Originally published by LA Times
Any time a cop passed her on the road, she began shaking. When police set up checkpoints in her neighborhood, her phone buzzed with warning text messages.
She worried about getting carded at bars. Boarding planes. Attending college. Anything that required an ID, which she didn’t have because she was in the country illegally.
For a decade, Paula Flores Colorado felt crippled by a gnawing fear that eventually became unbearable.
To find peace, she returned to Mexico in 2009.
Some of President Trump’s immigration advisors during and after his campaign, including Kansas Secretary of State Kris Kobach and now-Atty. Gen. Jeff Sessions, called publicly for immigration enforcement strategies so tough that they encourage those in the country illegally to “self-deport.”

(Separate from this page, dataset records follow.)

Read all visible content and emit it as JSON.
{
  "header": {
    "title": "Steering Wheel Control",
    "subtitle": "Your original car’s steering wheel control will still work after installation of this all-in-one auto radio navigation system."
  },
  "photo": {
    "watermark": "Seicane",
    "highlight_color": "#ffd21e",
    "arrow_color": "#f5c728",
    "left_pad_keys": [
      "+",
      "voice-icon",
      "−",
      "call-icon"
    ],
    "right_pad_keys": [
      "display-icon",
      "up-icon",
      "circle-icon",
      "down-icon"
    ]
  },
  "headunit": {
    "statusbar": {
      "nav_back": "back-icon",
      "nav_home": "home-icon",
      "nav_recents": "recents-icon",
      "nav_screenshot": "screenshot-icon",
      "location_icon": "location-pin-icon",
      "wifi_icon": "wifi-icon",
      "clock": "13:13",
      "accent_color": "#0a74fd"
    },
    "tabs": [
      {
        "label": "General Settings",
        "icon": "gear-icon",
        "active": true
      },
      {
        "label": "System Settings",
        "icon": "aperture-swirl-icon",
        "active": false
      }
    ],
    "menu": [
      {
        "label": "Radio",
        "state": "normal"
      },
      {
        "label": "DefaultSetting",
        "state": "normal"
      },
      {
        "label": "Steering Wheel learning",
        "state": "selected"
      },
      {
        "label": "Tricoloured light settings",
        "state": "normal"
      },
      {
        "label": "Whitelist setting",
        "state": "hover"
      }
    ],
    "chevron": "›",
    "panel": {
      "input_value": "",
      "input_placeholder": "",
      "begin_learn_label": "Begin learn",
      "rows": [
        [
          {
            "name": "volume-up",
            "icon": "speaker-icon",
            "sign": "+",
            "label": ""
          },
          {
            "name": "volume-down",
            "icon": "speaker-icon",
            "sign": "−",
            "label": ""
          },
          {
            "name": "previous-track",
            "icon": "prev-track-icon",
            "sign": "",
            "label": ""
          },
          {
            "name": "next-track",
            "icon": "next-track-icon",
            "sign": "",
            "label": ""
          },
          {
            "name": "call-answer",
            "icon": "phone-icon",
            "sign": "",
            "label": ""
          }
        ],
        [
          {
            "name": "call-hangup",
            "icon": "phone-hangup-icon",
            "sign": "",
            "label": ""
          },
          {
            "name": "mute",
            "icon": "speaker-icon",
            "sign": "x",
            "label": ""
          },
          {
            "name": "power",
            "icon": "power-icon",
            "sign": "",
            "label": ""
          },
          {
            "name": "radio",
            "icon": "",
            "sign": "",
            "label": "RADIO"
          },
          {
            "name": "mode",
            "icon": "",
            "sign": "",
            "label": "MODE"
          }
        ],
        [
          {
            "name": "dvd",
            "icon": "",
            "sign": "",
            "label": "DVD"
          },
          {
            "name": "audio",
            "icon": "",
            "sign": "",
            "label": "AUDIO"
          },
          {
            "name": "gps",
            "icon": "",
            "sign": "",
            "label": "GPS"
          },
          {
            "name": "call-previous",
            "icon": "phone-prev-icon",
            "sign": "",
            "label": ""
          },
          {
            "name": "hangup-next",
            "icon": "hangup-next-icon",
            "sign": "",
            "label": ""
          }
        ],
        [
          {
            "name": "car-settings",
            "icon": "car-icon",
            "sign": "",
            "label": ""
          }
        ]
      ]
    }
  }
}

The idea of spurring immigrants to leave on their own volition by making life uncomfortable for them dates to at least the 1990s, when conservatives waged a bitter anti-illegal immigration campaign. The effort climaxed in 1994 when California voters approved Proposition 187, which aimed to deny services to those in the country illegally.
Courts struck down most of the measure’s provisions, and the notion of self-deportation quietly died away. It arose again in 2012, when Republican presidential candidate Mitt Romney floated the idea when asked about illegal immigration.
“The answer is self-deportation,” Romney said. “Which is people decide they can do better by going home because they can’t find work here, because they don’t have legal documentation to allow them to work here.”